Toute personne qui s’est déjà sentie trop jeune pour une grande responsabilité comprend Timothée. Il fut appelé à diriger une Église mûre, pleine de conflits, alors qu’il affrontait encore sa propre peur et sa propre insécurité.
Timothée grandit à Lystres, en Asie Mineure, fils d’une mère juive et d’un père grec. Dès l’enfance, il entendit les Écritures de la bouche de sa mère Eunice et de sa grand-mère Loïs, qui lui transmirent une foi sincère avant même qu’elles ne connaissent Paul.
Quand Paul passa par Lystres lors de son second voyage missionnaire, les frères disaient du bien du jeune homme.

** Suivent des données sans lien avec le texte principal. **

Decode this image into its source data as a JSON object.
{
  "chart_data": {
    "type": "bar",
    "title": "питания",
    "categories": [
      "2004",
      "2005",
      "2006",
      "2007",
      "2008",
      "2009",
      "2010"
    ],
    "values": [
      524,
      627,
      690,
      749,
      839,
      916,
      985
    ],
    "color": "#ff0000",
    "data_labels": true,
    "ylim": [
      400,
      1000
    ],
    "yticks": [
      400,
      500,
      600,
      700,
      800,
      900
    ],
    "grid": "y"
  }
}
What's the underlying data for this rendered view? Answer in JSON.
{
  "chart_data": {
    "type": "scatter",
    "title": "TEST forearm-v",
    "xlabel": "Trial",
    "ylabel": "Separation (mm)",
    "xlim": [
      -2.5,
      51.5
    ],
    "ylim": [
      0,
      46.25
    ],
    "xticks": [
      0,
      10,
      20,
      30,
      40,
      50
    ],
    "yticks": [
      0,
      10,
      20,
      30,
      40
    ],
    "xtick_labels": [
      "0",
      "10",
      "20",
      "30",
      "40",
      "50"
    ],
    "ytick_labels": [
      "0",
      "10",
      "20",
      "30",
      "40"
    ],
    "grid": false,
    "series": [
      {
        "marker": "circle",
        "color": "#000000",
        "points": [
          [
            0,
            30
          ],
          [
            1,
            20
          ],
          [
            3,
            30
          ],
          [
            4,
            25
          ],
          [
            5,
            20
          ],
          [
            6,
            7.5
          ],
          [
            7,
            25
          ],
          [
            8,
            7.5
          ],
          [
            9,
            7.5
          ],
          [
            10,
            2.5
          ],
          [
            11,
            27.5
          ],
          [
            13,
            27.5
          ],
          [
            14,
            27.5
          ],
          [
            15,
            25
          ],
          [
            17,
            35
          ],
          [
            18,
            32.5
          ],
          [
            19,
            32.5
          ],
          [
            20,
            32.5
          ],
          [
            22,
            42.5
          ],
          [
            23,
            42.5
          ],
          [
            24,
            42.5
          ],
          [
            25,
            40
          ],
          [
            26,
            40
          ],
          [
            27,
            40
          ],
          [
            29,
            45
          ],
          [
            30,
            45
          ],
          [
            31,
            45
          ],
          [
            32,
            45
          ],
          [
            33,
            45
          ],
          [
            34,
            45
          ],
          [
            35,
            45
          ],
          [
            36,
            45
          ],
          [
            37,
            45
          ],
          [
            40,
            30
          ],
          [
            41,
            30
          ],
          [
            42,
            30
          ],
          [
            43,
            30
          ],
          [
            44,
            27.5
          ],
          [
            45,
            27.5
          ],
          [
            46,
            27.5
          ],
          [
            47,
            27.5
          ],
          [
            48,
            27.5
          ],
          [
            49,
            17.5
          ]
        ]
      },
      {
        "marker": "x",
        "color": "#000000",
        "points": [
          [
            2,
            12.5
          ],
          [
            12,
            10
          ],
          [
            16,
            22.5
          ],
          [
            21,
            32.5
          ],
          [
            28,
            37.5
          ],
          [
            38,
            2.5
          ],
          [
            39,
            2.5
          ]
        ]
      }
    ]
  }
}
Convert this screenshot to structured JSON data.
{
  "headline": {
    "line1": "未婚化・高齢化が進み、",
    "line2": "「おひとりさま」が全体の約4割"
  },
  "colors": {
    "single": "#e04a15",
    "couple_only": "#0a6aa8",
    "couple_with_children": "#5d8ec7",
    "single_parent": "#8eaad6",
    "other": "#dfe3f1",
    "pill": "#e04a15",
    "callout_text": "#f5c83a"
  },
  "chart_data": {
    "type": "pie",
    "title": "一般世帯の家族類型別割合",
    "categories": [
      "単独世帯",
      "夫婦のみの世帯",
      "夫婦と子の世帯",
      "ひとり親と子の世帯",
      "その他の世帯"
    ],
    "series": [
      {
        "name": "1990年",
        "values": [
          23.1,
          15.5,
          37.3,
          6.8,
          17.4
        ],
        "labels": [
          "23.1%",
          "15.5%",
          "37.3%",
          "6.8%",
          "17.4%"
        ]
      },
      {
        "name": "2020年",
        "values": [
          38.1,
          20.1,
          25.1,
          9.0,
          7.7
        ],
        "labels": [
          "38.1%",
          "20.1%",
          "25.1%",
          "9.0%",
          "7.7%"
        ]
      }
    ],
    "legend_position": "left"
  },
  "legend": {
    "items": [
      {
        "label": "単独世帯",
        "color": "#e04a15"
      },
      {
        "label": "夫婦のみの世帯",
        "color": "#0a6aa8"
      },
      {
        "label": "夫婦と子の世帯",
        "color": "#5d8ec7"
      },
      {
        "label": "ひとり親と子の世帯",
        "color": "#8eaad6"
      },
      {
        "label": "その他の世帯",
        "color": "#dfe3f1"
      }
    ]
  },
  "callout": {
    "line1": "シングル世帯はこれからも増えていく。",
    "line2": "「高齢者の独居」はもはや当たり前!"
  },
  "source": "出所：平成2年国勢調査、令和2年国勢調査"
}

Paul l’invita à voyager avec lui et, pour éviter des obstacles avec les Juifs de la région, il le circoncit, bien qu’il sût que cela n’était pas exigé des païens.
À partir de là, Timothée devint le compagnon constant de Paul. Il fut envoyé seul pour affermir les chrétiens persécutés de Thessalonique, travailla aux côtés de l’apôtre à Corinthe et vit son nom inclus dans la salutation de plusieurs lettres pauliniennes.
Paul le laissa à Éphèse avec une mission difficile : corriger de fausses doctrines dans une Église qu’il n’avait pas plantée seul. Dans les lettres qu’il lui écrivit, l’apôtre lui rappelle que personne ne doit le mépriser parce qu’il est jeune et que Dieu ne lui a pas donné un esprit de couardise, mais de puissance, d’amour et de maîtrise de soi.
Ces paroles révèlent ce que le texte ne cache pas : Timothée luttait contre la peur et peut-être contre une santé fragile. Malgré cela, Paul l’appela fils dans la foi et dit que personne d’autre ne prenait soin des Églises avec autant de sincérité que lui.
La dernière lettre que Paul écrivit avant de mourir fut adressée à Timothée, lui demandant de venir rapidement et d’apporter le manteau et les parchemins. À la fin, l’apôtre le plus solide de l’Église primitive confia son œuvre à un jeune homme incertain, mais fidèle.
Cela dit quelque chose sur la façon dont Dieu agit : il n’attend pas un courage tout prêt pour appeler quelqu’un, il forme le courage en celui qui est déjà en chemin. La foi héritée de Timothée ne devint vraiment la sienne que lorsqu’elle fut éprouvée, et la nôtre a besoin du même chemin.